Le soir tombe, je suis toujours assis par terre dans le couloir, au bas des escaliers, le crâne contre le mur. Je ne détiens malheureusement pour le propriétaire de ce numéro aucune information susceptible de l'aider dans ses démarches pour espérer un signe de vie de cet être cher. Une heure de plus s'écoule. Mon esprit bien vide ne se remplit de rien et ne considère pas grand chose au milieu de mon marasme névralgique. Je me lève, empoigne mon Blackberry posé sur le meuble du hall, et pars m'asseoir dans la salle à manger. Mon regard navigue entre l'écran lumineux et les chiffres alignés à la perfection sur fond blanc. Ils sont juste un peu bousillés par l'impétuosité de mes ongles, mais lisibles. Au rythme d'une touche toutes les deux secondes, je compose finalement le numéro et porte seulement le combiné à mon oreille au bout de la quatrième sonnerie. Une voix féminine rompt le silence entre deux tonalités. Chloé est au bout du fil. Je ne connais et n'ai jamais connu de Chloé au cours de mon existence, mais je la considère comme familière. Dans la perte, dans le doute, dans l'impatience d'avoir tort. Je ravale ma salive afin de trouver quelque chose à lui confier, même si elle n'est pas psychologue ni avide d'entendre un récit qui la traumatiserait davantage que les craintes qu'elle a développé depuis le premier jour du manque de son amie. « L'impuissance de se... » commence-je par déclamer avant de m'interrompre directement. Mauvaise introduction, je vais me faire incendier si j'enchaîne. « Il n'y a rien d'évident qui puisse nous convaincre à avoir raison ou non par rapport à ce qu'on redoute le plus.

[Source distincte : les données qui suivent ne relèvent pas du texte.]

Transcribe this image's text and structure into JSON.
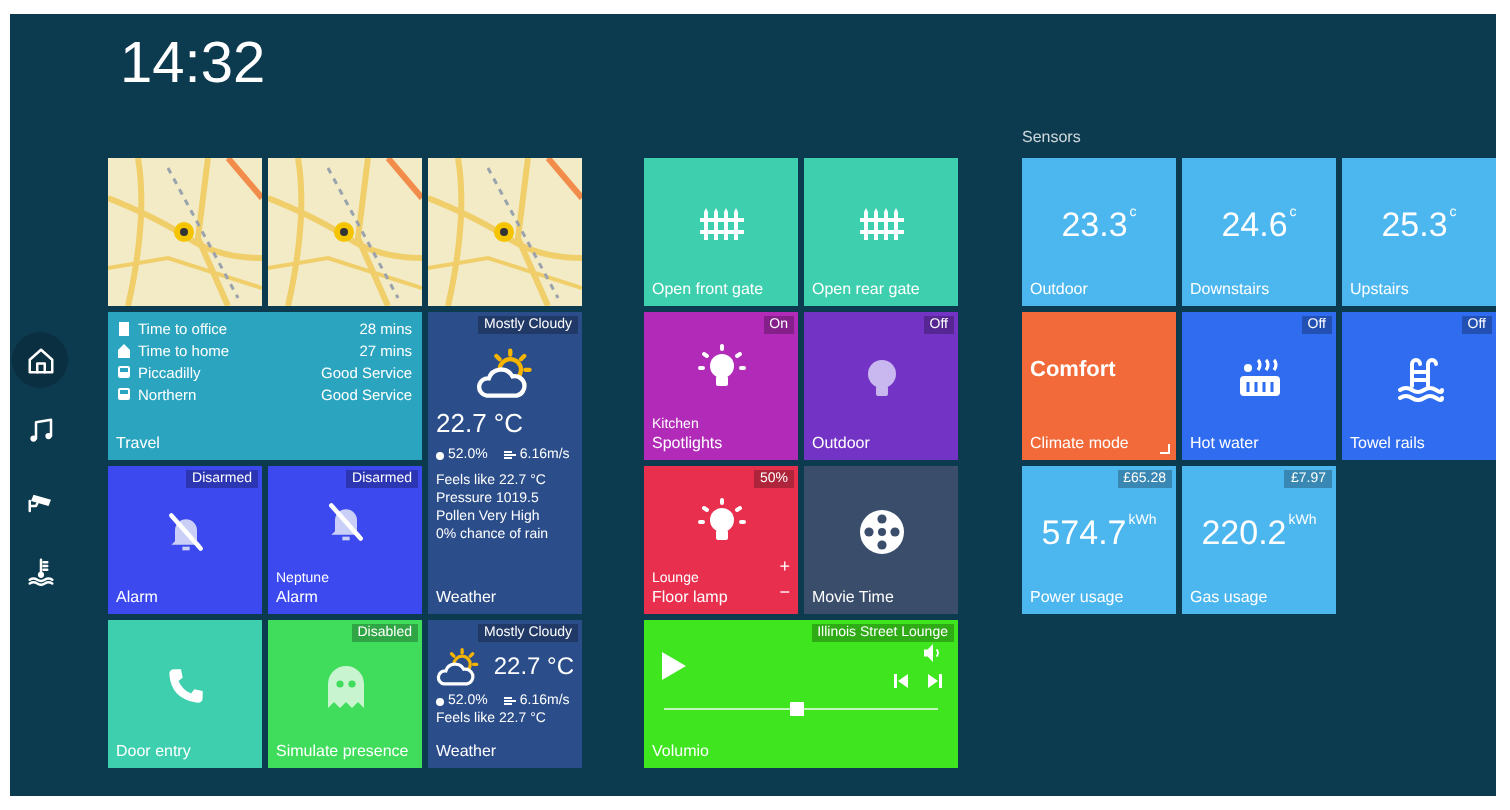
{
  "clock": "14:32",
  "sidebar": {
    "items": [
      {
        "kind": "home",
        "selected": true
      },
      {
        "kind": "music",
        "selected": false
      },
      {
        "kind": "camera",
        "selected": false
      },
      {
        "kind": "water-temp",
        "selected": false
      }
    ]
  },
  "groups": [
    {
      "tiles": [
        {
          "kind": "map",
          "color": "#f3ebc6"
        },
        {
          "kind": "map",
          "color": "#f3ebc6"
        },
        {
          "kind": "map",
          "color": "#f3ebc6"
        },
        {
          "kind": "travel",
          "color": "#2ba5bf",
          "label": "Travel",
          "rows": [
            {
              "name": "Time to office",
              "value": "28 mins"
            },
            {
              "name": "Time to home",
              "value": "27 mins"
            },
            {
              "name": "Piccadilly",
              "value": "Good Service"
            },
            {
              "name": "Northern",
              "value": "Good Service"
            }
          ]
        },
        {
          "kind": "alarm",
          "color": "#3c49ee",
          "badge": "Disarmed",
          "label": "Alarm"
        },
        {
          "kind": "alarm",
          "color": "#3c49ee",
          "badge": "Disarmed",
          "sublabel": "Neptune",
          "label": "Alarm"
        },
        {
          "kind": "weather",
          "color": "#2b4d8a",
          "badge": "Mostly Cloudy",
          "temp": "22.7 °C",
          "humidity": "52.0%",
          "wind": "6.16m/s",
          "details": [
            "Feels like 22.7 °C",
            "Pressure 1019.5",
            "Pollen Very High",
            "0% chance of rain"
          ],
          "label": "Weather"
        },
        {
          "kind": "phone",
          "color": "#3ecfae",
          "label": "Door entry"
        },
        {
          "kind": "ghost",
          "color": "#40dc5c",
          "badge": "Disabled",
          "label": "Simulate presence"
        },
        {
          "kind": "weather-small",
          "color": "#2b4d8a",
          "badge": "Mostly Cloudy",
          "temp": "22.7 °C",
          "humidity": "52.0%",
          "wind": "6.16m/s",
          "details": [
            "Feels like 22.7 °C"
          ],
          "label": "Weather"
        }
      ]
    },
    {
      "tiles": [
        {
          "kind": "gate",
          "color": "#3ecfae",
          "label": "Open front gate"
        },
        {
          "kind": "gate",
          "color": "#3ecfae",
          "label": "Open rear gate"
        },
        {
          "kind": "light",
          "color": "#b22bb8",
          "badge": "On",
          "on": true,
          "sublabel": "Kitchen",
          "label": "Spotlights"
        },
        {
          "kind": "light",
          "color": "#7333c4",
          "badge": "Off",
          "on": false,
          "label": "Outdoor"
        },
        {
          "kind": "light",
          "color": "#e8304e",
          "badge": "50%",
          "on": true,
          "sublabel": "Lounge",
          "label": "Floor lamp",
          "plus": "+",
          "minus": "−"
        },
        {
          "kind": "film",
          "color": "#3a4e6c",
          "label": "Movie Time"
        },
        {
          "kind": "player",
          "color": "#3fe51e",
          "badge": "Illinois Street Lounge",
          "level": 0.48,
          "label": "Volumio"
        }
      ]
    },
    {
      "title": "Sensors",
      "tiles": [
        {
          "kind": "reading",
          "color": "#4cb6ef",
          "value": "23.3",
          "unit": "c",
          "label": "Outdoor"
        },
        {
          "kind": "reading",
          "color": "#4cb6ef",
          "value": "24.6",
          "unit": "c",
          "label": "Downstairs"
        },
        {
          "kind": "reading",
          "color": "#4cb6ef",
          "value": "25.3",
          "unit": "c",
          "label": "Upstairs"
        },
        {
          "kind": "mode",
          "color": "#f26a3a",
          "value": "Comfort",
          "label": "Climate mode"
        },
        {
          "kind": "hot-tub",
          "color": "#2f6cef",
          "badge": "Off",
          "label": "Hot water"
        },
        {
          "kind": "pool",
          "color": "#2f6cef",
          "badge": "Off",
          "label": "Towel rails"
        },
        {
          "kind": "reading",
          "color": "#4cb6ef",
          "badge": "£65.28",
          "value": "574.7",
          "unit": "kWh",
          "label": "Power usage"
        },
        {
          "kind": "reading",
          "color": "#4cb6ef",
          "badge": "£7.97",
          "value": "220.2",
          "unit": "kWh",
          "label": "Gas usage"
        }
      ]
    }
  ]
}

Je sais ce que le manque peut engendrer comme sensation ainsi que... » monologue-je. Tentative une nouvelle fois peu convaincante; Chloé va penser à un canular si je ne ma ressaisis pas. Je suis pétrifié à l'angoisse d'avouer enfin un poids sur ma conscience, et aucun son ne s'échappe de ma bouche. Je ne l'entends presque pas, assourdi par l'agitation dans ma tête. Je suis tout de même conscient qu'elle s'apprête à raccrocher. Un haut le coeur, puis je vomis : « Le Nocturne, Westover. Demain, vingt-et-une heures. Jacket brun cuir table du fond, j'y serai. Je désire savoir. » Je ne perds pas de temps et raccroche, pris par l'angoisse d'une réplique à laquelle je ne pourrais rester courtois. J'arrache le couvercle de mon portable, défais la batterie de son emplacement. Je ne veux pas prendre le risque de décrocher et son rappel.